Мужчина достает телефон, набирает номер и прижимает трубку к уху плечом, не прекращая совершать сложные манипуляции рулем. Яся думает, что люди делятся на два типа: тех, кто, осуществляя подобное, замедляется, и тех, кто, разговаривая по телефону, вжимает педаль газа сильней. Возможно, так по-разному они реагируют на страх и опасность. Этот водитель — из вторых.

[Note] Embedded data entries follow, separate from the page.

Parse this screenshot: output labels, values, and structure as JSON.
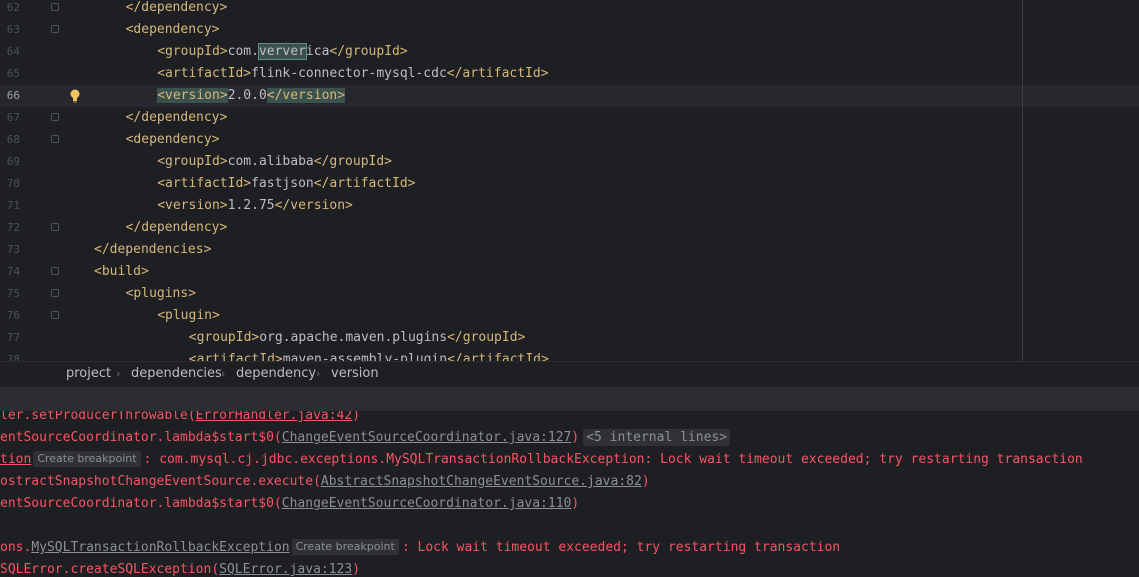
{
  "editor": {
    "lines": [
      {
        "num": "62",
        "indent": 1,
        "pre": "",
        "tag1": "</dependency>",
        "text": "",
        "tag2": ""
      },
      {
        "num": "63",
        "indent": 1,
        "pre": "",
        "tag1": "<dependency>",
        "text": "",
        "tag2": ""
      },
      {
        "num": "64",
        "indent": 2,
        "pre": "",
        "tag1": "<groupId>",
        "text": "com.",
        "hl": "verver",
        "text2": "ica",
        "tag2": "</groupId>"
      },
      {
        "num": "65",
        "indent": 2,
        "pre": "",
        "tag1": "<artifactId>",
        "text": "flink-connector-mysql-cdc",
        "tag2": "</artifactId>"
      },
      {
        "num": "66",
        "indent": 2,
        "pre": "",
        "tag1": "<version>",
        "text": "2.0.0",
        "tag2": "</version>",
        "current": true
      },
      {
        "num": "67",
        "indent": 1,
        "pre": "",
        "tag1": "</dependency>",
        "text": "",
        "tag2": ""
      },
      {
        "num": "68",
        "indent": 1,
        "pre": "",
        "tag1": "<dependency>",
        "text": "",
        "tag2": ""
      },
      {
        "num": "69",
        "indent": 2,
        "pre": "",
        "tag1": "<groupId>",
        "text": "com.alibaba",
        "tag2": "</groupId>"
      },
      {
        "num": "70",
        "indent": 2,
        "pre": "",
        "tag1": "<artifactId>",
        "text": "fastjson",
        "tag2": "</artifactId>"
      },
      {
        "num": "71",
        "indent": 2,
        "pre": "",
        "tag1": "<version>",
        "text": "1.2.75",
        "tag2": "</version>"
      },
      {
        "num": "72",
        "indent": 1,
        "pre": "",
        "tag1": "</dependency>",
        "text": "",
        "tag2": ""
      },
      {
        "num": "73",
        "indent": 0,
        "pre": "",
        "tag1": "</dependencies>",
        "text": "",
        "tag2": ""
      },
      {
        "num": "74",
        "indent": 0,
        "pre": "",
        "tag1": "<build>",
        "text": "",
        "tag2": ""
      },
      {
        "num": "75",
        "indent": 1,
        "pre": "",
        "tag1": "<plugins>",
        "text": "",
        "tag2": ""
      },
      {
        "num": "76",
        "indent": 2,
        "pre": "",
        "tag1": "<plugin>",
        "text": "",
        "tag2": ""
      },
      {
        "num": "77",
        "indent": 3,
        "pre": "",
        "tag1": "<groupId>",
        "text": "org.apache.maven.plugins",
        "tag2": "</groupId>"
      },
      {
        "num": "78",
        "indent": 3,
        "pre": "",
        "tag1": "<artifactId>",
        "text": "maven-assembly-plugin",
        "tag2": "</artifactId>"
      }
    ]
  },
  "breadcrumb": [
    "project",
    "dependencies",
    "dependency",
    "version"
  ],
  "console": {
    "line1": {
      "pre": "ler.setProducerThrowable(",
      "link": "ErrorHandler.java:42",
      "post": ")"
    },
    "line2": {
      "pre": "entSourceCoordinator.lambda$start$0(",
      "link": "ChangeEventSourceCoordinator.java:127",
      "post": ")",
      "badge": "<5 internal lines>"
    },
    "line3": {
      "link": "tion",
      "pill": "Create breakpoint",
      "post": ": com.mysql.cj.jdbc.exceptions.MySQLTransactionRollbackException: Lock wait timeout exceeded; try restarting transaction"
    },
    "line4": {
      "pre": "ostractSnapshotChangeEventSource.execute(",
      "link": "AbstractSnapshotChangeEventSource.java:82",
      "post": ")"
    },
    "line5": {
      "pre": "entSourceCoordinator.lambda$start$0(",
      "link": "ChangeEventSourceCoordinator.java:110",
      "post": ")"
    },
    "line6": {
      "pre": "ons.",
      "link": "MySQLTransactionRollbackException",
      "pill": "Create breakpoint",
      "post": ": Lock wait timeout exceeded; try restarting transaction"
    },
    "line7": {
      "pre": "SQLError.createSQLException(",
      "link": "SQLError.java:123",
      "post": ")"
    }
  }
}
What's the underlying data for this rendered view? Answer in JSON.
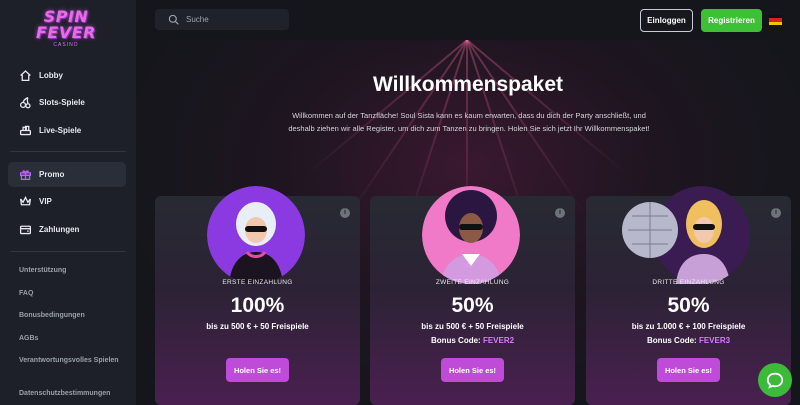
{
  "logo": {
    "line1": "SPIN",
    "line2": "FEVER",
    "line3": "CASINO"
  },
  "sidebar": {
    "items": [
      {
        "label": "Lobby",
        "icon": "home-icon"
      },
      {
        "label": "Slots-Spiele",
        "icon": "cherries-icon"
      },
      {
        "label": "Live-Spiele",
        "icon": "cards-table-icon"
      },
      {
        "label": "Promo",
        "icon": "gift-icon",
        "active": true
      },
      {
        "label": "VIP",
        "icon": "crown-icon"
      },
      {
        "label": "Zahlungen",
        "icon": "wallet-icon"
      }
    ],
    "links": [
      "Unterstützung",
      "FAQ",
      "Bonusbedingungen",
      "AGBs",
      "Verantwortungsvolles Spielen",
      "Datenschutzbestimmungen"
    ]
  },
  "header": {
    "search_placeholder": "Suche",
    "login_label": "Einloggen",
    "register_label": "Registrieren",
    "language_flag": "de-flag-icon"
  },
  "main": {
    "title": "Willkommenspaket",
    "intro": "Willkommen auf der Tanzfläche! Soul Sista kann es kaum erwarten, dass du dich der Party anschließt, und deshalb ziehen wir alle Register, um dich zum Tanzen zu bringen. Holen Sie sich jetzt Ihr Willkommenspaket!",
    "cards": [
      {
        "kicker": "ERSTE EINZAHLUNG",
        "percent": "100%",
        "desc": "bis zu 500 € + 50 Freispiele",
        "code_label": "",
        "code": "",
        "cta": "Holen Sie es!"
      },
      {
        "kicker": "ZWEITE EINZAHLUNG",
        "percent": "50%",
        "desc": "bis zu 500 € + 50 Freispiele",
        "code_label": "Bonus Code: ",
        "code": "FEVER2",
        "cta": "Holen Sie es!"
      },
      {
        "kicker": "DRITTE EINZAHLUNG",
        "percent": "50%",
        "desc": "bis zu 1.000 € + 100 Freispiele",
        "code_label": "Bonus Code: ",
        "code": "FEVER3",
        "cta": "Holen Sie es!"
      }
    ]
  },
  "colors": {
    "accent": "#bf4cd8",
    "register": "#3dbf36",
    "chat": "#3cba3a"
  }
}
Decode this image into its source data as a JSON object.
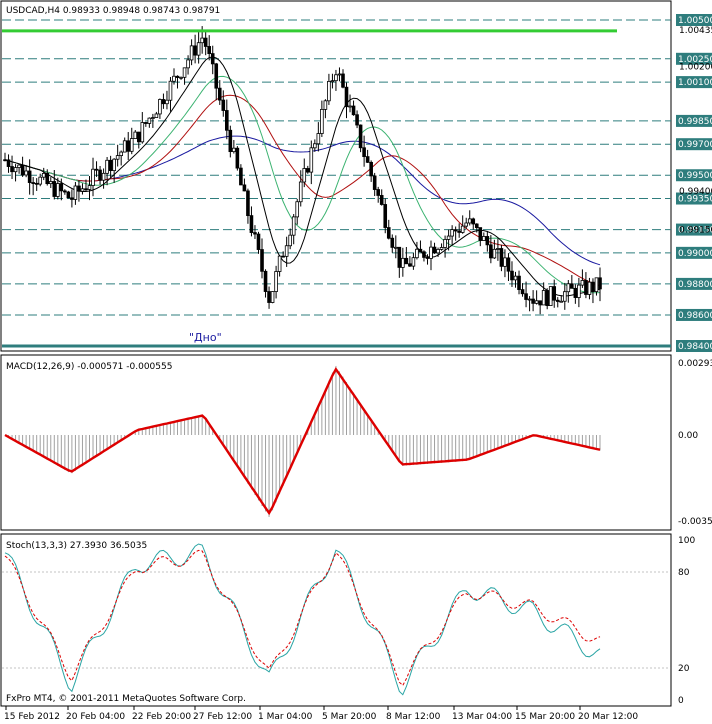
{
  "colors": {
    "price_up": "#000000",
    "ma_blue": "#1a1aa0",
    "ma_red": "#b01010",
    "ma_green": "#3cb371",
    "ma_black": "#000000",
    "hline_green": "#33cc33",
    "level_line": "#2e7d7d",
    "macd_signal": "#dd0000",
    "macd_hist": "#a0a0a0",
    "stoch_main": "#2aa5a5",
    "stoch_signal": "#dd0000"
  },
  "price_panel": {
    "title": "USDCAD,H4  0.98933 0.98948 0.98743 0.98791",
    "annotation": "\"Дно\"",
    "level_labels": [
      "1.00500",
      "1.00250",
      "1.00100",
      "0.99850",
      "0.99700",
      "0.99500",
      "0.99350",
      "0.99150",
      "0.99000",
      "0.98800",
      "0.98600",
      "0.98400"
    ],
    "plain_labels": [
      "1.00435",
      "1.00200",
      "0.99400",
      "0.99150"
    ]
  },
  "macd_panel": {
    "title": "MACD(12,26,9) -0.000571 -0.000555",
    "labels": [
      "0.00293",
      "0.00",
      "-0.00350"
    ]
  },
  "stoch_panel": {
    "title": "Stoch(13,3,3) 27.3930 36.5035",
    "labels": [
      "100",
      "80",
      "20",
      "0"
    ],
    "copyright": "FxPro MT4, © 2001-2011 MetaQuotes Software Corp."
  },
  "x_axis": {
    "labels": [
      "15 Feb 2012",
      "20 Feb 04:00",
      "22 Feb 20:00",
      "27 Feb 12:00",
      "1 Mar 04:00",
      "5 Mar 20:00",
      "8 Mar 12:00",
      "13 Mar 04:00",
      "15 Mar 20:00",
      "20 Mar 12:00"
    ]
  },
  "chart_data": [
    {
      "type": "line",
      "title": "USDCAD,H4  0.98933 0.98948 0.98743 0.98791",
      "x": [
        "15 Feb 2012",
        "20 Feb 04:00",
        "22 Feb 20:00",
        "27 Feb 12:00",
        "1 Mar 04:00",
        "5 Mar 20:00",
        "8 Mar 12:00",
        "13 Mar 04:00",
        "15 Mar 20:00",
        "20 Mar 12:00"
      ],
      "series": [
        {
          "values": [
            0.996,
            0.9935,
            0.9975,
            1.004,
            0.987,
            1.002,
            0.989,
            0.992,
            0.987,
            0.9879
          ]
        }
      ],
      "horizontal_lines": [
        1.0043,
        0.984
      ],
      "ylim": [
        0.984,
        1.006
      ]
    },
    {
      "type": "line",
      "title": "MACD(12,26,9) -0.000571 -0.000555",
      "series": [
        {
          "values": [
            0.0,
            -0.0015,
            0.0002,
            0.0008,
            -0.0032,
            0.0027,
            -0.0012,
            -0.001,
            0.0,
            -0.0006
          ]
        }
      ],
      "ylim": [
        -0.0035,
        0.00293
      ]
    },
    {
      "type": "line",
      "title": "Stoch(13,3,3) 27.3930 36.5035",
      "series": [
        {
          "values": [
            92,
            10,
            85,
            92,
            12,
            95,
            8,
            70,
            55,
            27.4
          ]
        },
        {
          "values": [
            90,
            15,
            83,
            90,
            16,
            93,
            12,
            68,
            58,
            36.5
          ]
        }
      ],
      "ylim": [
        0,
        100
      ]
    }
  ]
}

— Зовут тебя как? — успевает он спросить, пока в трубке идут гудки.
— Яся.
— Ага. А меня Рустем. Будем знакомы! Алё! Аслан? Асланчик? Привет, брат! — оживляется Рустем. — Ты в клубе сейчас? Слушай, тут девушке одной хорошей помочь с работой нужно. Возьмешь ее к себе в шоубиз? Ее Яся зовут. Ярослава в смысле. Красивое русское имя. И поселить ее тоже надо. Причем срочно, уже сегодня. Какая собой? — Водитель отрывается от дороги и оглядывает Ясю с ног до головы. — Да хорошая. У тебя таких нет. Симпатичная. — Его взгляд останавливается на спрятавшейся в карман ладошке. — И неиспорченная! Да! — Он посмеивается. — Ну понял! Сейчас будем!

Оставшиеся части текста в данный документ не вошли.